Saturday, 13 September 2014

The scam war

There really is a war between the forces of good and scammers. It’s a war that I suspect will never be won but that doesn’t mean we should surrender and it doesn’t mean we can’t win some battles.

Since we started Consumer Watchdog ten years ago we’ve seen the scam industry evolve. In the beginning it was dominated by the traditional “419” or “advance fee” scam with their emailed pleas from a very attractive orphaned young daughter of a millionaire to assist in transferring the proceeds of an inheritance from Nigeria to a more stable country. Inevitably before this fictitious inheritance could be sent there would be the “advance fee” the scammers would demand. It might be a legal fee, the cost of opening a bank account or even a bribe, but they’d demand a few hundred US dollars up front. That was what the entire scam was about. Of course there was no orphan, no deceased millionaire and certainly no inheritance. All that was true was the payment the victim made, inevitably using a non-traceable payment mechanism like Western Union.

Then, after people became a bit more skeptical, the scammers evolved. There were new scams, some involving lottery wins (you can’t win a lottery you didn’t enter), others involving mysteriously well-paid job offers on cruise ships or oil rigs. All involved the same up-front payment, the advance fee again.

However if you think that we’re all now skeptics and advance fee scams are a thing of the past then you’re unfortunately wrong.

We heard last week from a reader who found himself a real bargain on a second-hand car sales site. A 2008 Land Rover Defender 110 TDi for a mere R39,000. Given that the normal price for such a vehicle can be as high as R200,000 this seemed too good to be true.

Are you suspicious yet?

Unfortunately the reader wasn’t suspicious. Instead he was really interested and he contacted the guy in South Africa selling the car who was very keen to talk. Only 14th July he said:
“My name is Frank Koopman, I'm a programmer and since the past month I've worked on a big project which I Won, and got a job in a big company in London UK that is paid up to 10 times higher salary then here in SA.”

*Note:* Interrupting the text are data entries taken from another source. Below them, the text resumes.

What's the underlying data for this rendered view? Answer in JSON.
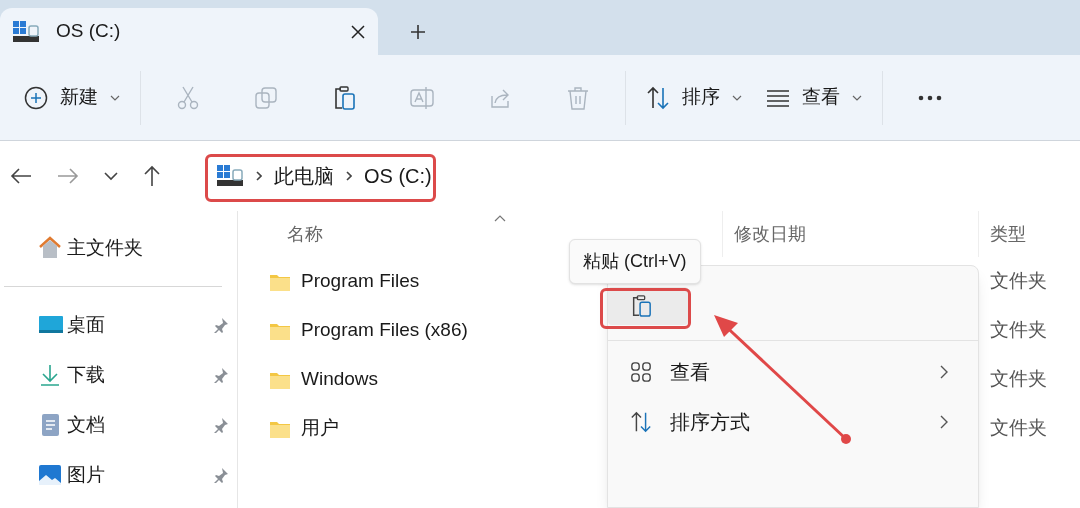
{
  "window": {
    "tab": {
      "title": "OS (C:)",
      "selected": true
    }
  },
  "toolbar": [
    {
      "kind": "new",
      "label": "新建",
      "dropdown": true,
      "disabled": false
    },
    {
      "kind": "cut",
      "disabled": true
    },
    {
      "kind": "copy",
      "disabled": true
    },
    {
      "kind": "paste",
      "disabled": false
    },
    {
      "kind": "rename",
      "disabled": true
    },
    {
      "kind": "share",
      "disabled": true
    },
    {
      "kind": "delete",
      "disabled": true
    },
    {
      "kind": "sort",
      "label": "排序",
      "dropdown": true,
      "disabled": false
    },
    {
      "kind": "view",
      "label": "查看",
      "dropdown": true,
      "disabled": false
    },
    {
      "kind": "more",
      "disabled": false
    }
  ],
  "address_bar": {
    "path": [
      "此电脑",
      "OS (C:)"
    ]
  },
  "sidebar": {
    "items": [
      {
        "kind": "home",
        "label": "主文件夹",
        "pinned": false
      },
      {
        "kind": "desktop",
        "label": "桌面",
        "pinned": true
      },
      {
        "kind": "downloads",
        "label": "下载",
        "pinned": true
      },
      {
        "kind": "documents",
        "label": "文档",
        "pinned": true
      },
      {
        "kind": "pictures",
        "label": "图片",
        "pinned": true
      }
    ]
  },
  "table": {
    "columns": [
      "名称",
      "修改日期",
      "类型"
    ],
    "rows": [
      {
        "name": "Program Files",
        "type": "文件夹"
      },
      {
        "name": "Program Files (x86)",
        "type": "文件夹"
      },
      {
        "name": "Windows",
        "type": "文件夹"
      },
      {
        "name": "用户",
        "type": "文件夹"
      }
    ]
  },
  "context_menu": {
    "tooltip": "粘贴 (Ctrl+V)",
    "items": [
      {
        "kind": "paste",
        "hovered": true
      },
      {
        "kind": "view",
        "label": "查看",
        "submenu": true,
        "hovered": false
      },
      {
        "kind": "sort",
        "label": "排序方式",
        "submenu": true,
        "hovered": false
      }
    ]
  }
}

He went to describe the vehicle and how be planned to sell it:
“The car has no damage and runs great, the engine runs like a cat and nothing is wrong with it, tested! I'm also a Verified Member/Trader of eBay and whole procedure (delivery/payment) will go through eBay, as they will handle everything. eBay will send you an Invoice with all the info you will need to complete the transaction. Also a 10 days refund policy will be included so if you will not like the car you will receive your money back.”

Are you suspicious yet?

Anyone who knows anything about buying and selling things on the internet will be suspicious by now. This is simply NOT how eBay works. Yes, eBay do allow subscribers to sell vehicles but they don’t actually handle the transfer of money. On their web site eBay make this perfectly clear:
“It is important to remember, eBay does not “validate” listings, provide escrow services, or make payment arrangements on behalf of sellers.”
However our reader didn’t know this, or didn’t take the time to check. He also didn’t take the time to check the other warning that eBay give about vehicle sales:
“Never pay with MoneyGram or Western Union. Western Union and MoneyGram are prohibited as a payment method on eBay Motors. eBay will never recommend that you use either to pay for a vehicle.”
Yes, “Frank” wanted to be paid for his vehicle by a Western Union. Then things got a bit worse. Our reader didn’t actually have the money to buy the car so he went to his bank and applied for a loan to buy it. On 6th August his loan was, unluckily for him, approved. A week later and R39,000 was paid into Western Union and withdrawn by someone 5 days later.

Surely you’re suspicious by now?

Then the story got even more bizarre. “eBay” emailed the reader telling him:
“We have bad news for you, in this moment we were informed that the truck on which was your caravan loaded for delivery was involved in an accident and was overturned. The good news is that you paid a delivery insurance for these unexpected things covering the amount of R300,000.”

Now I know you’re suspicious.

They didn’t take the time to explain why this car that was supposedly worth only R39,000 was insured for R300,000 but that didn’t seem to matter. All our reader had to do to get his hands on the insurance payout was, yes, you’ve guessed, pay them even more money, this time R15,000. Or did he just want to buy a different vehicle, this time a 2012 V6 Toyota Fortuner for a mere R30,000 (normally worth about R400,000)?

By this time our reader was himself suspicious and he was clearly beginning to understand that something was very badly wrong. That’s when he came to us for help. Had he been scammed?

So, yet again, I had to break the bad news to him. No, he was never going to see the Land Rover, nor would he get a Fortuner and certainly not an insurance payout for a very simple reason. None of them exist, they’re all elements in a scam. And his money? Gone. Remember that scammers don’t offer refunds.

The lesson is very simple and I think we all know it already. If something seems too good to be true then it almost certainly is.

Please don’t fall for scams like this. All it takes is a little skepticism and common sense and you’ll be safe.